Manufacturing and Materials Week will be a mix of live debates, lectures, workshops and pre-recorded videos, looking at the challenges the industry faces right now (and there are many!), as well as how we must adapt and innovate to support future global challenges. The week will also include the yearly manufacturing alumni awards with a lecture from the ‘Distinguished Alumni’ award winner.
Cranfield is already leading the way through its applied research – with Mark and his team currently working with Government funding to investigate how materials flows in transport systems can be made greener. We are also looking at manufacturing across the fundamental materials sectors including cement, ceramics, chemicals, glass, metals and paper in order to achieve the governments targets of Net Zero 2050.

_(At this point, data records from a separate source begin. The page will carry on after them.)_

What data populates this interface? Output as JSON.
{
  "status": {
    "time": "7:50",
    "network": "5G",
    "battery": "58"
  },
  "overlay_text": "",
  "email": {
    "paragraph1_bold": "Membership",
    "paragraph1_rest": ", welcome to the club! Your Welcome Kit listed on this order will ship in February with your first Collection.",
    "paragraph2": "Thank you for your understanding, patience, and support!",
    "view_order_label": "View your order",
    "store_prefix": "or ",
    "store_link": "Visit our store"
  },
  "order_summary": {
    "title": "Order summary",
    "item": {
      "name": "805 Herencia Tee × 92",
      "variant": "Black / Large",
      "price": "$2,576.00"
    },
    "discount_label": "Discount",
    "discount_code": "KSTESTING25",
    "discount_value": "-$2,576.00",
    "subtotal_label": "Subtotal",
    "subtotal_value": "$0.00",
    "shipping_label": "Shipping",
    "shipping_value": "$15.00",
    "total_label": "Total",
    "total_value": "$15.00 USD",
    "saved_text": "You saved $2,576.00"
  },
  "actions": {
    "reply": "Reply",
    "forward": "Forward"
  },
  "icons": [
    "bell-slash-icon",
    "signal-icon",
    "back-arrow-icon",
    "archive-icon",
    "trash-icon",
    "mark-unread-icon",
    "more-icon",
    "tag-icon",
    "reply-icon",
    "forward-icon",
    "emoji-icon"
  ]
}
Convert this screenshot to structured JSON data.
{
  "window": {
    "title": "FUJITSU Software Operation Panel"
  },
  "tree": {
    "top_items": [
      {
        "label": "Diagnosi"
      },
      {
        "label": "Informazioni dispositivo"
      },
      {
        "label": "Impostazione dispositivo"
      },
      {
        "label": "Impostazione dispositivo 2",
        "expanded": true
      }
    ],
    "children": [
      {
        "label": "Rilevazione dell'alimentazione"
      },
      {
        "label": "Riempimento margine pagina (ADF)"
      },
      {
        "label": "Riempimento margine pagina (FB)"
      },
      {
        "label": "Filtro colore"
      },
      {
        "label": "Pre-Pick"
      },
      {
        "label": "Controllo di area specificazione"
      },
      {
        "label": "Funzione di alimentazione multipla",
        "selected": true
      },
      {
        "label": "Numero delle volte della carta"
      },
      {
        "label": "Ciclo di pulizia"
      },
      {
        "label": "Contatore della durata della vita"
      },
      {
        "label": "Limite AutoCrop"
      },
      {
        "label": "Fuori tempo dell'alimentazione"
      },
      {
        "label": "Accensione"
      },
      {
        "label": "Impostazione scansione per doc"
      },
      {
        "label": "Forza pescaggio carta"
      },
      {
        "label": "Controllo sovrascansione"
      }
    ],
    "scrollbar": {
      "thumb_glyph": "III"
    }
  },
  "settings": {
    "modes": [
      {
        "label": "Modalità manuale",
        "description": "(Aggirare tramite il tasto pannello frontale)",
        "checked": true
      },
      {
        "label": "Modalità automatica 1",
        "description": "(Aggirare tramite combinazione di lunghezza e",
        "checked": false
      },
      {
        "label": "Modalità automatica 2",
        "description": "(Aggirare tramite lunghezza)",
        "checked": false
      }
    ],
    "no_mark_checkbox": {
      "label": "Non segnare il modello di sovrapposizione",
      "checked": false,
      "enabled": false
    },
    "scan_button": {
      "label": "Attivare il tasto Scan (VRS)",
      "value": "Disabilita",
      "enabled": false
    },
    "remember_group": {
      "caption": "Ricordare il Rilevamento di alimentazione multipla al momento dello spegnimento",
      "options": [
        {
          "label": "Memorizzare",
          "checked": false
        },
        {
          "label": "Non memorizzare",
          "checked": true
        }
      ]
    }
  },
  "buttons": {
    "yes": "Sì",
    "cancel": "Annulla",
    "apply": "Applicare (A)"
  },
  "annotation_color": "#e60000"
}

Here are just a selection of the highlights attendees can expect from the digital event series:
Ventilator Challenge UK: 10 years’ worth of new ventilators in just 10 weeks
High Value Manufacturing Catapult Chief Executive, Dick Elsy CBE, will explain how a consortium of some of the biggest names in UK manufacturing came together to achieve a scale-up that many thought impossible – to produce 10 years’ worth of new ventilators in just 10 weeks to support the UK during the global pandemic.
The future: Industry 4.0
ius and CEO of Nigeria’s leading data centre, Dr Ayotunde Coker (MSc in Engineering and Management of Manufacturing Systems 1989), on Industry 4.0 and the ongoing automation of traditional manufacturing and industrial practices, using modern smart technology. Recently identified in the Power 200: The World’s Most Influential Data Economy Leaders by the UK’s Data Economy Magazine, Dr Coker will share how the adoption of digital services and the explosion in mobile consumption is driving investors into Africa.
Only by talking to the younger generation can we really get to grips with the manufacturing challenges of the future. In a series of keynote lectures, workshops and pre-recorded videos, we’ll find out what is important to children and young adults – and how the industry can adapt to support their future.
Tackling global issues
Mark is excited about what the event has now become and how it will help us to understand the pivotal role of manufacturing in everyday life.
“Through our research and teaching, Cranfield is working to solve problems of the future. Can the UK seize the net zero opportunity? What are the opportunities for the manufacturing sector to support the social and economic needs of people in the wake of a global pandemic? While the National Manufacturing Debate originally started off celebrating successful Cranfield alumni who are supporting global issues through their work in the manufacturing industry, we are taking it to the next level.”
“In a post-Covid world, manufacturing has the potential to address important psychological and social challenges. In a world where touchscreen technology has become the norm – from the screen in our doctors surgery to ticket machines in train stations – we now find ourselves unable to touch anything for fear of contracting the virus. There are technological challenges of transmitting the virus via materials – who now wants to touch the metal bars we used to grip on public transport? Can engineers develop virus repelling materials to help society? During the week, potential solutions – that will undoubtedly have global impact
This is a must-attend event for anyone – students, professionals, innovators – with an interest in the future of the manufacturing industry.